The story involves an Australian soldier who has come home from another tour in Afghanistan: he has a dark secret, but, as he soon finds out, so does his family. The music has been composed by James Humberstone from the Sydney Conservatorium, is being directed by Caroline Stacey from the Street Theatre in Canberra, and will be performed by Melbourne-based baritone Michael Lampard and Alan Hicks, one of Australia’s foremost accompanists.

We go into a two-week rehearsal stage starting on 19 December. Yikes.

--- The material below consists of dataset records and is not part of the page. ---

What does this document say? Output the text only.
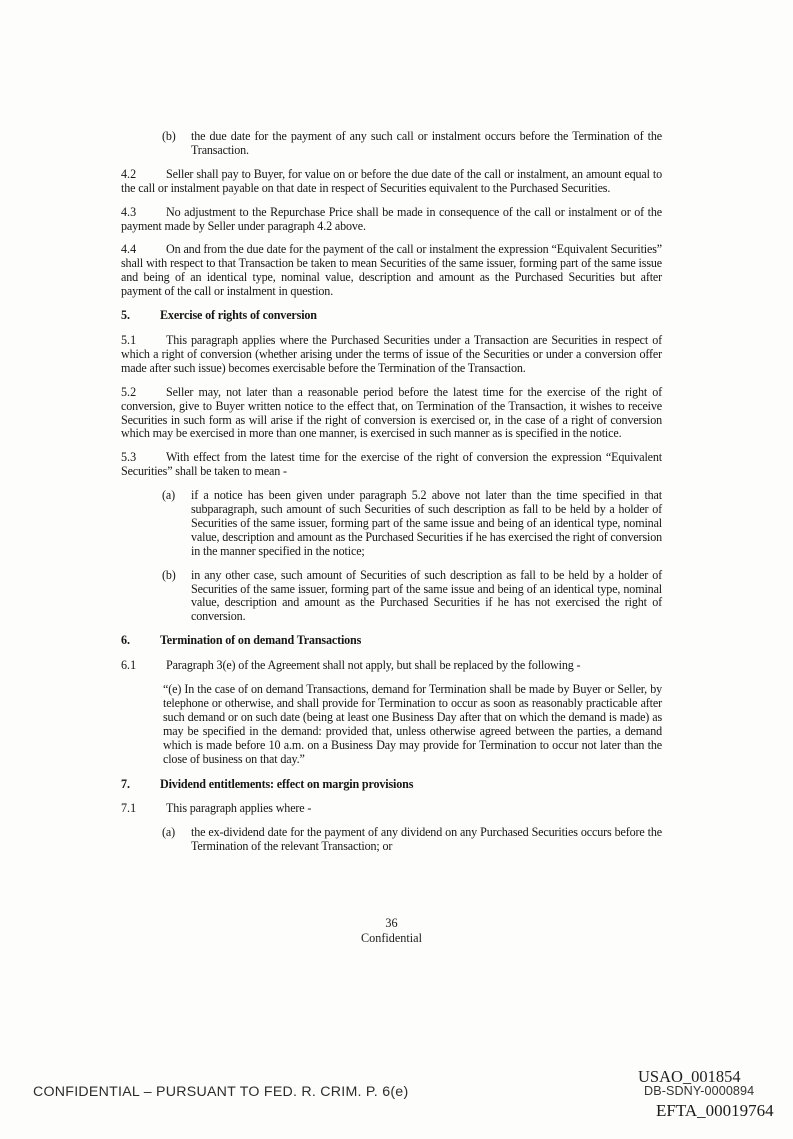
(b)	the due date for the payment of any such call or instalment occurs before the Termination of the Transaction.
4.2 Seller shall pay to Buyer, for value on or before the due date of the call or instalment, an amount equal to the call or instalment payable on that date in respect of Securities equivalent to the Purchased Securities.
4.3 No adjustment to the Repurchase Price shall be made in consequence of the call or instalment or of the payment made by Seller under paragraph 4.2 above.
4.4 On and from the due date for the payment of the call or instalment the expression “Equivalent Securities” shall with respect to that Transaction be taken to mean Securities of the same issuer, forming part of the same issue and being of an identical type, nominal value, description and amount as the Purchased Securities but after payment of the call or instalment in question.
5. Exercise of rights of conversion
5.1 This paragraph applies where the Purchased Securities under a Transaction are Securities in respect of which a right of conversion (whether arising under the terms of issue of the Securities or under a conversion offer made after such issue) becomes exercisable before the Termination of the Transaction.
5.2 Seller may, not later than a reasonable period before the latest time for the exercise of the right of conversion, give to Buyer written notice to the effect that, on Termination of the Transaction, it wishes to receive Securities in such form as will arise if the right of conversion is exercised or, in the case of a right of conversion which may be exercised in more than one manner, is exercised in such manner as is specified in the notice.
5.3 With effect from the latest time for the exercise of the right of conversion the expression “Equivalent Securities” shall be taken to mean -
(a)	if a notice has been given under paragraph 5.2 above not later than the time specified in that subparagraph, such amount of such Securities of such description as fall to be held by a holder of Securities of the same issuer, forming part of the same issue and being of an identical type, nominal value, description and amount as the Purchased Securities if he has exercised the right of conversion in the manner specified in the notice;
(b)	in any other case, such amount of Securities of such description as fall to be held by a holder of Securities of the same issuer, forming part of the same issue and being of an identical type, nominal value, description and amount as the Purchased Securities if he has not exercised the right of conversion.
6. Termination of on demand Transactions
6.1 Paragraph 3(e) of the Agreement shall not apply, but shall be replaced by the following -
“(e) In the case of on demand Transactions, demand for Termination shall be made by Buyer or Seller, by telephone or otherwise, and shall provide for Termination to occur as soon as reasonably practicable after such demand or on such date (being at least one Business Day after that on which the demand is made) as may be specified in the demand: provided that, unless otherwise agreed between the parties, a demand which is made before 10 a.m. on a Business Day may provide for Termination to occur not later than the close of business on that day.”
7. Dividend entitlements: effect on margin provisions
7.1 This paragraph applies where -
(a)	the ex-dividend date for the payment of any dividend on any Purchased Securities occurs before the Termination of the relevant Transaction; or
36
Confidential
CONFIDENTIAL – PURSUANT TO FED. R. CRIM. P. 6(e)
USAO_001854
DB-SDNY-0000894
EFTA_00019764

A short video of the creative development sessions we held in December at the Sydney Conservatorium of Music can be found here. (It includes footage of me laughing, possible in all the wrong places.) A brief Q&A with yours truly can be found here; I talk a little about what it is like to work on a collaborative project, and provide some insights into how James and I developed the songs. Also, a short piece about the making of The Weight of Light that I wrote for Resonate, the magazine of the Australian Music Centre, can be found here.

What does all this feel like?

Preliminary staging ideas by Imogen Keen and Caroline Stacey, from the Street Theatre in Canberra

Exciting. Terrifying. Exposing.

Especially when Caroline showed me the drawings (above) for the staging – it really does feel as though the show is becoming ‘real’.

If you’re in the ACT region in early March, it would be really great to see you at one of the performances!